3. The power optimized control method of claim 1, wherein the first set of constraints comprises:

0≤P_eh(h)≤P_eh.maxwherein P is_eh(h) For operating power, P, of each predetermined time period_eh.maxPresetting maximum working power for the temperature control electric appliance;

wherein,is a required temperature parameter within a preset time period,maximum temperature value, T, allowed for temperature-controlled electric appliance_eh(h) Setting the actual temperature parameter in a preset time period;

and working principle model parameters of the temperature control electric appliance.

4. The power optimization control method of claim 1, wherein the satisfaction calculation formula is:wherein S is_ehIn order to be a satisfactory value,is a desired temperature parameter, T, within a predetermined time period_eh(h) Is an actual temperature parameter within a preset time period,is a quadratic function with respect to the difference between the actual temperature and the required temperature.

5. The power optimized control method of claim 1, wherein the second set of constraints comprises:

0≤P_eh(h)≤P_eh.maxwherein P is_eh(h) For operating power, P, of each predetermined time period_eh.maxPresetting maximum working power for the temperature control electric appliance;

wherein,is a required temperature parameter within a preset time period,is warmPresetting a maximum temperature value, T, for the electric controller_eh(h) Setting the actual temperature parameter in a preset time period;

wherein eb (h) is the electricity price parameter P in each preset time period_eh(h) For operating power of each predetermined time period, C_eh.minFor the minimum economic value, α is to relax the constraint coefficient of economic indicator, α is (α)₁,α₂…,α_n)；

And working principle model parameters of the temperature control electric appliance.

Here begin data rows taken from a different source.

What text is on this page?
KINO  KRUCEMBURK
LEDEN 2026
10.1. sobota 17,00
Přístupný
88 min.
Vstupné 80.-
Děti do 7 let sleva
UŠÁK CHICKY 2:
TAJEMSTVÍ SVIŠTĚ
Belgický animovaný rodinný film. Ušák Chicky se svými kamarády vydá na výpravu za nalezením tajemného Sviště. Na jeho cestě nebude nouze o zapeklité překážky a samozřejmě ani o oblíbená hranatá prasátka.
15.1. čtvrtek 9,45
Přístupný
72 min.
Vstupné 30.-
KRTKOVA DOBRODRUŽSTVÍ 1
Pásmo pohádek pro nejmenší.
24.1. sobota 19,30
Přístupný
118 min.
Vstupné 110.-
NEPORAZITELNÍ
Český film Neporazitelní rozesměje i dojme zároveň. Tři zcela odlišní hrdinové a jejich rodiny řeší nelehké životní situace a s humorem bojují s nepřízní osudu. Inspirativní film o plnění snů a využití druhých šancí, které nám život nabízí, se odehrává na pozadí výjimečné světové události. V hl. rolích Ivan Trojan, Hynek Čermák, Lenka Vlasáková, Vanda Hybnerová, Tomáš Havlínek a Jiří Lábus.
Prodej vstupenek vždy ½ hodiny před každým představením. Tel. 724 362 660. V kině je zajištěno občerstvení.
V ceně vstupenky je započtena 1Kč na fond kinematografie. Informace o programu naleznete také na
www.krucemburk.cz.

6. The power optimization control method according to claim 1, wherein the determination condition is: if max (C-C) is satisfied_eh.max)(S-S_eh.min) Then the current economic value and the current satisfaction value are the optimal economic value and the optimal satisfaction value.

7. The power optimization control method of claim 4,

8. a power optimization control system applied to a temperature control electric appliance is characterized by comprising:

the parameter acquisition module is used for acquiring a required temperature parameter, an electricity price parameter and a working principle model parameter of the temperature control electric appliance, which are preset in each preset time period within one day of working time;

the first optimization module is used for performing genetic algorithm optimization processing under a first constraint condition group by adopting an economic index calculation formula according to the required temperature parameter, the electricity price parameter and the working principle model parameter of the temperature control electric appliance to obtain a minimum economic value in one day;

the second optimization module is used for performing genetic algorithm optimization processing under a second constraint condition group by adopting a satisfaction calculation formula according to the required temperature parameter, the electricity price parameter, the working principle model parameter of the temperature control electric appliance and the minimum economic value to obtain the corresponding satisfaction value and economic value under different electricity expenses;

the judging module is used for determining an optimal economic value and an optimal satisfaction value by utilizing a judging condition according to the obtained economic value and the satisfaction value;

the power acquisition module is used for determining the power value of the temperature control electric appliance in each preset time period of one day working time according to the optimal economic value and the optimal satisfaction value;

and the regulating and controlling module is used for planning and setting the working power of the temperature control electric appliance according to the acquired power value.